I'm in the cloud a second later and I can hardly see. This gas is definitely a different type than they were using earlier. Esposure to it is making me weaker and weaker. There have been many people overcome by the gas today (right) and I don't want to be one of them. There's also no one around to help me if I fall. If I stop or get stuck here I will suffocate.
One of my eyes can't open because of the pain and I feel like throwing up. I am dodging the few others still running through the cloud and I'm leaping over piles of building materials. My reality couldn't be any worse right now.
It can. The Israelis start shooting. I am a little too near the line of fire but nothing can stop this headlong flight from the gas, so I try to minimise the danger by running nearer the buildings without breaking my stride. Running with your back facing people who are shooting in your direction is a feeling I would not wish on anyone. The problem is that there is no other option.
Eventually I get out of the cloud but I still can't stop, as the effect of the gas extends far beyond what is visible. After another 20 meters, I collapse onto a rock, trying not to vomit.
Someone gives me an onion and someone else asks if I want an ambulance. I thank him but say I am okay as I munch the onion. He insists, as I obviously look pretty bad. I insist I'll be okay. It takes about five minutes before I am sure that I really don't need an ambulance. Eventually I realise that I am not about to die.

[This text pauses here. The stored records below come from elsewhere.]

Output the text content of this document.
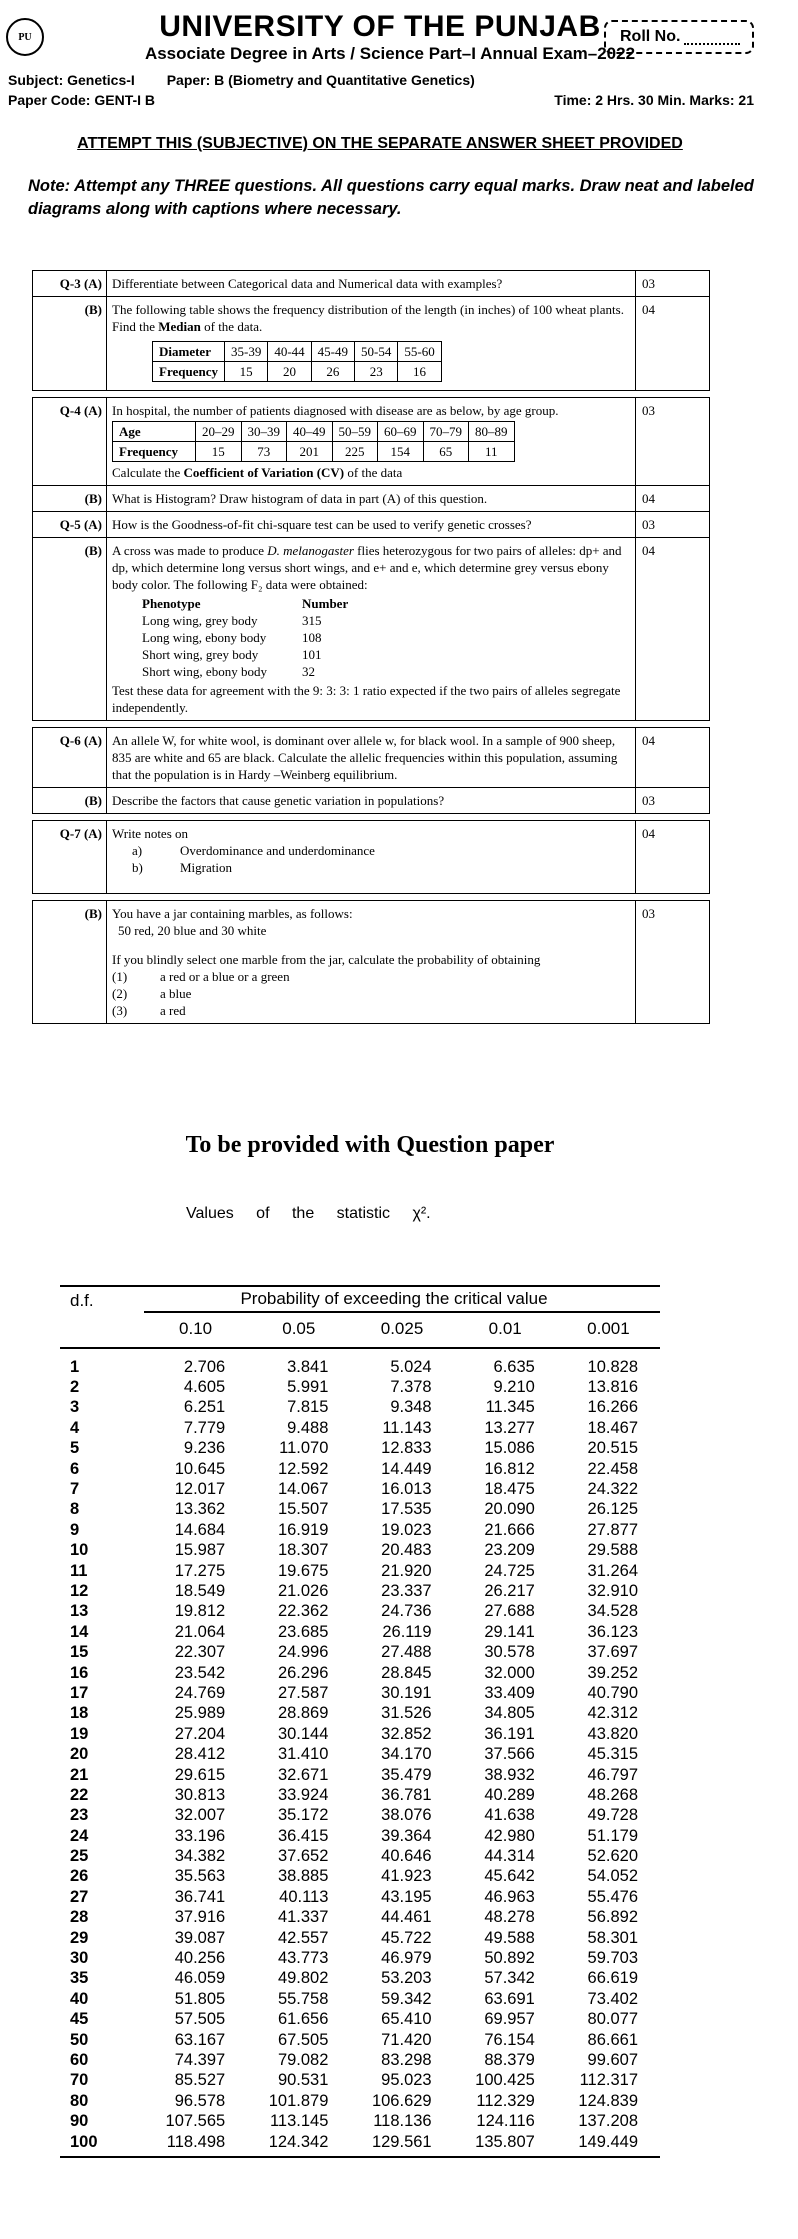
PU	UNIVERSITY OF THE PUNJAB	Roll No.
Associate Degree in Arts / Science Part–I Annual Exam–2022
Subject: Genetics-I Paper: B (Biometry and Quantitative Genetics)
Paper Code: GENT-I B	Time: 2 Hrs. 30 Min. Marks: 21
ATTEMPT THIS (SUBJECTIVE) ON THE SEPARATE ANSWER SHEET PROVIDED
Note: Attempt any THREE questions. All questions carry equal marks. Draw neat and labeled diagrams along with captions where necessary.
Q-3 (A)	Differentiate between Categorical data and Numerical data with examples?	03
(B)	The following table shows the frequency distribution of the length (in inches) of 100 wheat plants. Find the Median of the data.
Diameter	35-39	40-44	45-49	50-54	55-60
Frequency	15	20	26	23	16
	04

Q-4 (A)	In hospital, the number of patients diagnosed with disease are as below, by age group.
Age	20–29	30–39	40–49	50–59	60–69	70–79	80–89
Frequency	15	73	201	225	154	65	11
Calculate the Coefficient of Variation (CV) of the data	03
(B)	What is Histogram? Draw histogram of data in part (A) of this question.	04
Q-5 (A)	How is the Goodness-of-fit chi-square test can be used to verify genetic crosses?	03
(B)	A cross was made to produce D. melanogaster flies heterozygous for two pairs of alleles: dp+ and dp, which determine long versus short wings, and e+ and e, which determine grey versus ebony body color. The following F₂ data were obtained:
Phenotype	Number
Long wing, grey body	315
Long wing, ebony body	108
Short wing, grey body	101
Short wing, ebony body	32
Test these data for agreement with the 9: 3: 3: 1 ratio expected if the two pairs of alleles segregate independently.	04

Q-6 (A)	An allele W, for white wool, is dominant over allele w, for black wool. In a sample of 900 sheep, 835 are white and 65 are black. Calculate the allelic frequencies within this population, assuming that the population is in Hardy –Weinberg equilibrium.	04
(B)	Describe the factors that cause genetic variation in populations?	03

Q-7 (A)	Write notes on
a)	Overdominance and underdominance
b)	Migration
	04

(B)	You have a jar containing marbles, as follows:
50 red, 20 blue and 30 white
If you blindly select one marble from the jar, calculate the probability of obtaining
(1)	a red or a blue or a green
(2)	a blue
(3)	a red
	03
To be provided with Question paper
Values of the statistic χ².
d.f.	Probability of exceeding the critical value
0.10	0.05	0.025	0.01	0.001
1	2.706	3.841	5.024	6.635	10.828
2	4.605	5.991	7.378	9.210	13.816
3	6.251	7.815	9.348	11.345	16.266
4	7.779	9.488	11.143	13.277	18.467
5	9.236	11.070	12.833	15.086	20.515
6	10.645	12.592	14.449	16.812	22.458
7	12.017	14.067	16.013	18.475	24.322
8	13.362	15.507	17.535	20.090	26.125
9	14.684	16.919	19.023	21.666	27.877
10	15.987	18.307	20.483	23.209	29.588
11	17.275	19.675	21.920	24.725	31.264
12	18.549	21.026	23.337	26.217	32.910
13	19.812	22.362	24.736	27.688	34.528
14	21.064	23.685	26.119	29.141	36.123
15	22.307	24.996	27.488	30.578	37.697
16	23.542	26.296	28.845	32.000	39.252
17	24.769	27.587	30.191	33.409	40.790
18	25.989	28.869	31.526	34.805	42.312
19	27.204	30.144	32.852	36.191	43.820
20	28.412	31.410	34.170	37.566	45.315
21	29.615	32.671	35.479	38.932	46.797
22	30.813	33.924	36.781	40.289	48.268
23	32.007	35.172	38.076	41.638	49.728
24	33.196	36.415	39.364	42.980	51.179
25	34.382	37.652	40.646	44.314	52.620
26	35.563	38.885	41.923	45.642	54.052
27	36.741	40.113	43.195	46.963	55.476
28	37.916	41.337	44.461	48.278	56.892
29	39.087	42.557	45.722	49.588	58.301
30	40.256	43.773	46.979	50.892	59.703
35	46.059	49.802	53.203	57.342	66.619
40	51.805	55.758	59.342	63.691	73.402
45	57.505	61.656	65.410	69.957	80.077
50	63.167	67.505	71.420	76.154	86.661
60	74.397	79.082	83.298	88.379	99.607
70	85.527	90.531	95.023	100.425	112.317
80	96.578	101.879	106.629	112.329	124.839
90	107.565	113.145	118.136	124.116	137.208
100	118.498	124.342	129.561	135.807	149.449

Other people are being dragged off, like in Michael's picture (left). Kifah and the others join us. After standing around for a while, we decide to head off home. I'm sick of reading about these clashes in the newspapers as two dimensional events. With the two cameras today, and from what I remember about the photos I took, I am confident that I have enough images to tell the story I want to.
Someone who was at the hospital tells us that eighty people were treated for teargas inhalation and rubber/plastic-coated metal bullet injuries. Most people have bad headaches later. There was a second gas, someone tells us, which made in Germany, although I don't have any details or any confirmation beyond that, apart from the fact that four days later, one effect - reoccurring nausea - is still with me.